Il boom della bicicletta nell’era Covid: Milano ci pensa, la provincia la seguirà?
Nuove ciclabili, aziende che aiutano i dipendenti a scegliere la bici, incentivi nazionali e locali: la paura del Covid-19 spinge a cambiare. Più facile su una grande città, ma qualcuno si sta mobilitando anche nelle realtà di provincia
Il trend nelle grandi città c’era già, ma adesso diventa improvvisa accelerata: il rinnovato successo della bici diventa boom (comportamenti individuali in crescita) e soluzione strategica (scelte politiche, a partire dalle città).
A Milano tutti sono stati messi di fronte al grande nodo del trasporto pubblico: come ci si sposterà in sicurezza, se bisogna evitare gli assembramenti in metropolitana e sui bus?

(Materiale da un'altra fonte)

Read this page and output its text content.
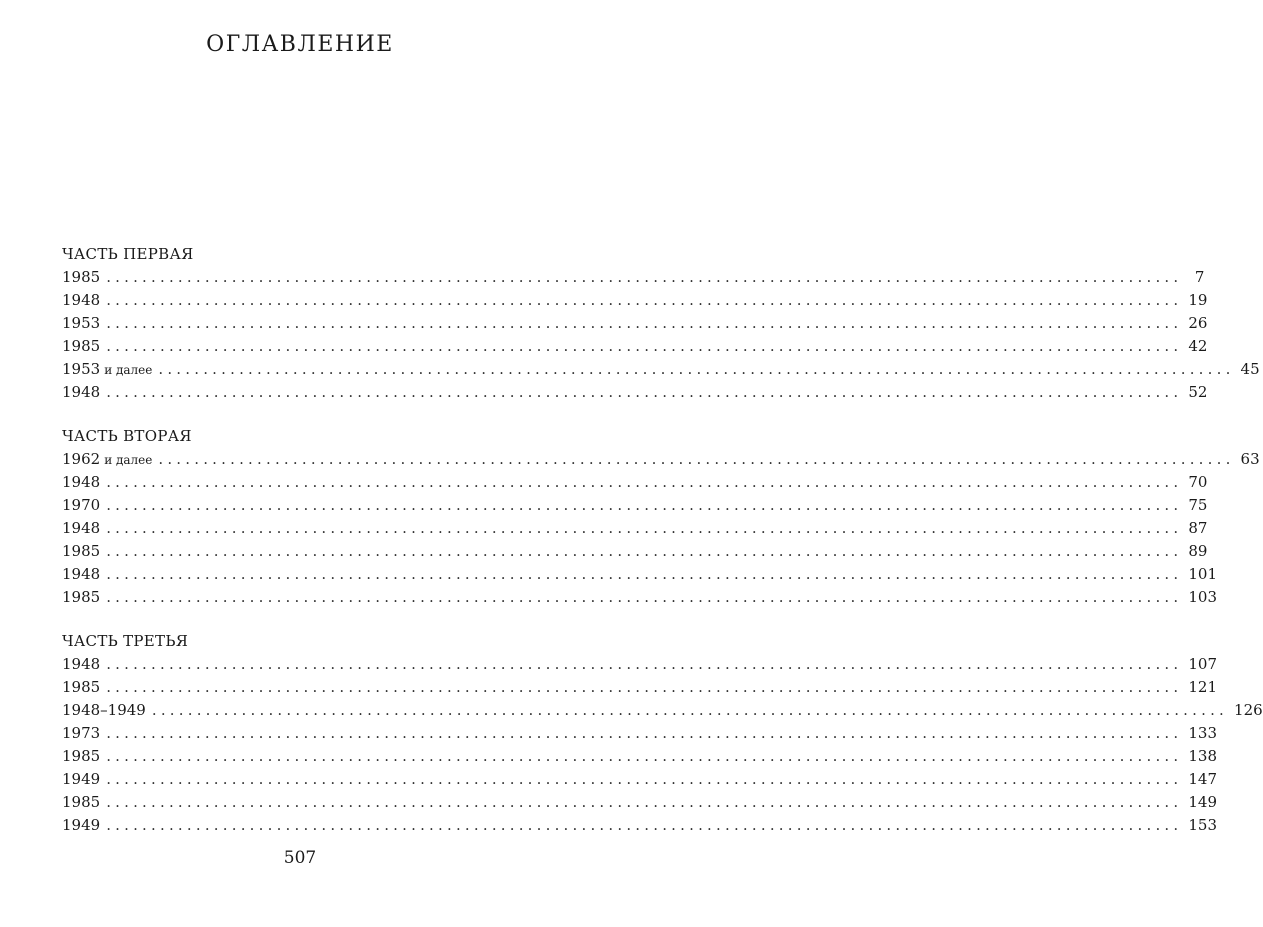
ОГЛАВЛЕНИЕ
ЧАСТЬ ПЕРВАЯ
1985 ........................................................................................................................ 7
1948 ........................................................................................................................ 19
1953 ........................................................................................................................ 26
1985 ........................................................................................................................ 42
1953 и далее ........................................................................................................................ 45
1948 ........................................................................................................................ 52
ЧАСТЬ ВТОРАЯ
1962 и далее ........................................................................................................................ 63
1948 ........................................................................................................................ 70
1970 ........................................................................................................................ 75
1948 ........................................................................................................................ 87
1985 ........................................................................................................................ 89
1948 ........................................................................................................................ 101
1985 ........................................................................................................................ 103
ЧАСТЬ ТРЕТЬЯ
1948 ........................................................................................................................ 107
1985 ........................................................................................................................ 121
1948–1949 ........................................................................................................................ 126
1973 ........................................................................................................................ 133
1985 ........................................................................................................................ 138
1949 ........................................................................................................................ 147
1985 ........................................................................................................................ 149
1949 ........................................................................................................................ 153
507
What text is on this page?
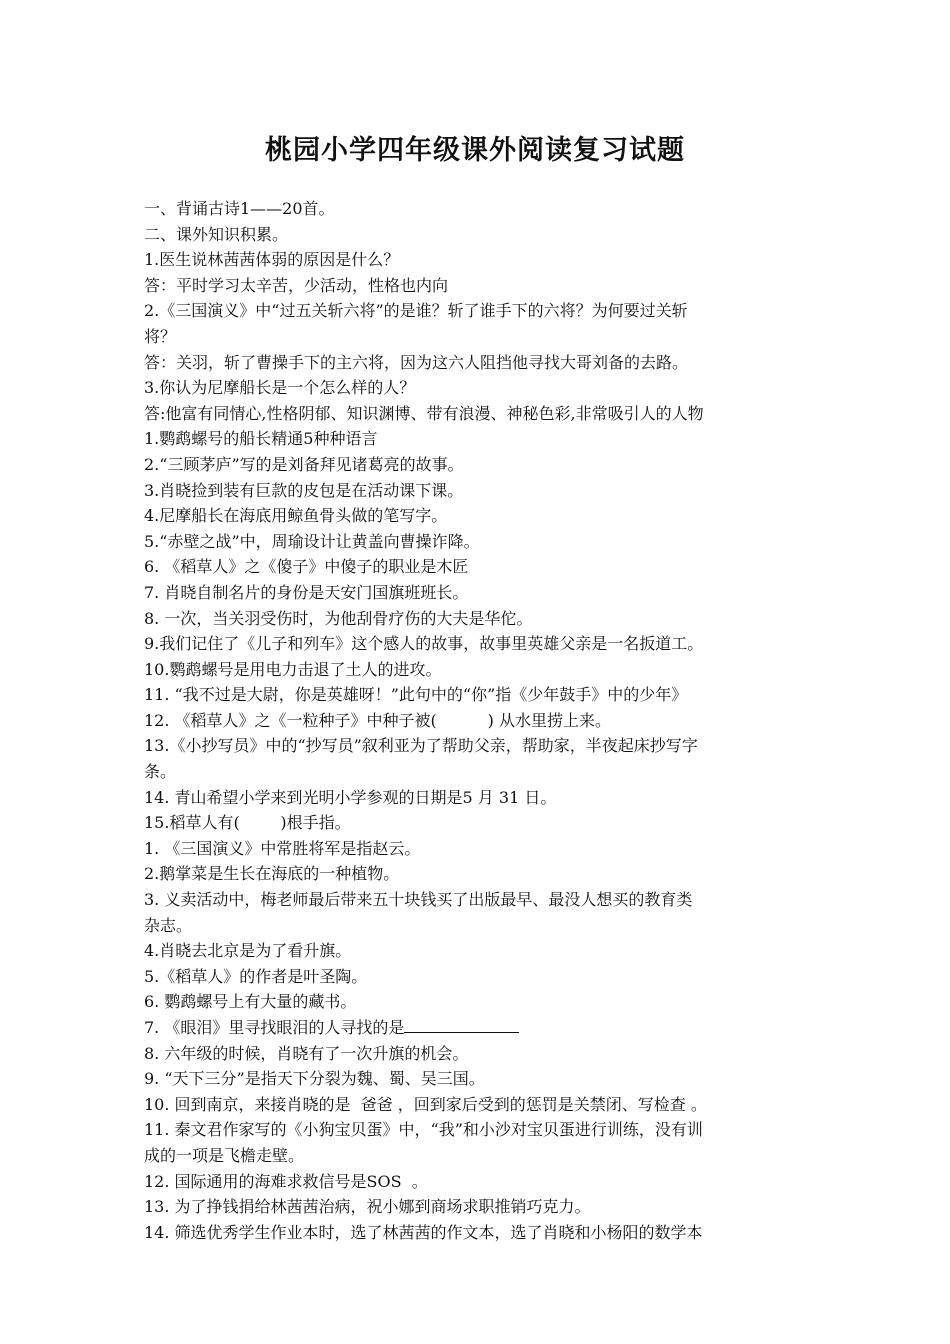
桃园小学四年级课外阅读复习试题

一、背诵古诗1——20首。

二、课外知识积累。

1.医生说林茜茜体弱的原因是什么？

答：平时学习太辛苦，少活动，性格也内向

2.《三国演义》中“过五关斩六将”的是谁？斩了谁手下的六将？为何要过关斩

将？

答：关羽，斩了曹操手下的主六将，因为这六人阻挡他寻找大哥刘备的去路。

3.你认为尼摩船长是一个怎么样的人？

答:他富有同情心,性格阴郁、知识渊博、带有浪漫、神秘色彩,非常吸引人的人物

1.鹦鹉螺号的船长精通5种种语言

2.“三顾茅庐”写的是刘备拜见诸葛亮的故事。

3.肖晓捡到装有巨款的皮包是在活动课下课。

4.尼摩船长在海底用鲸鱼骨头做的笔写字。

5.“赤壁之战”中，周瑜设计让黄盖向曹操诈降。

6. 《稻草人》之《傻子》中傻子的职业是木匠

7. 肖晓自制名片的身份是天安门国旗班班长。

8. 一次，当关羽受伤时，为他刮骨疗伤的大夫是华佗。

9.我们记住了《儿子和列车》这个感人的故事，故事里英雄父亲是一名扳道工。

10.鹦鹉螺号是用电力击退了土人的进攻。

11. “我不过是大尉，你是英雄呀！”此句中的“你”指《少年鼓手》中的少年》

12. 《稻草人》之《一粒种子》中种子被(          ) 从水里捞上来。

13.《小抄写员》中的“抄写员”叙利亚为了帮助父亲，帮助家，半夜起床抄写字

条。

14. 青山希望小学来到光明小学参观的日期是5 月 31 日。

15.稻草人有(        )根手指。

1. 《三国演义》中常胜将军是指赵云。

2.鹅掌菜是生长在海底的一种植物。

3. 义卖活动中，梅老师最后带来五十块钱买了出版最早、最没人想买的教育类

杂志。

4.肖晓去北京是为了看升旗。

5.《稻草人》的作者是叶圣陶。

6. 鹦鹉螺号上有大量的藏书。

7. 《眼泪》里寻找眼泪的人寻找的是

8. 六年级的时候，肖晓有了一次升旗的机会。

9. “天下三分”是指天下分裂为魏、蜀、吴三国。

10. 回到南京，来接肖晓的是  爸爸 ，回到家后受到的惩罚是关禁闭、写检查 。

11. 秦文君作家写的《小狗宝贝蛋》中，“我”和小沙对宝贝蛋进行训练，没有训

成的一项是飞檐走壁。

12. 国际通用的海难求救信号是SOS  。

13. 为了挣钱捐给林茜茜治病，祝小娜到商场求职推销巧克力。

14. 筛选优秀学生作业本时，选了林茜茜的作文本，选了肖晓和小杨阳的数学本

Da un lato si sta pensando davvero a orari diversificati anche su richiesta delle aziende di trasporto, dall’altro è emersa l’idea della bicicletta: a Milano, città piatta e concentrica, è una buona soluzione.
Il Comune ha ingranato – la metafora automobilistica suona ironica – la quarta, se fin qui si era mosso in prima o in seconda: nel giro di pochi giorni sono spuntate le ciclabili persino su Corso Buenos Aires, tra entusiasmi, qualche inevitabile critica, sostegno inaspettato dei commercianti (certifica anche una fonte tendenzialmente critica come Il Giornale) che capiscono ch è meglio un cliente in bici che uno che non esce per paura del metrò sovraffollato e delle code infinite in auto.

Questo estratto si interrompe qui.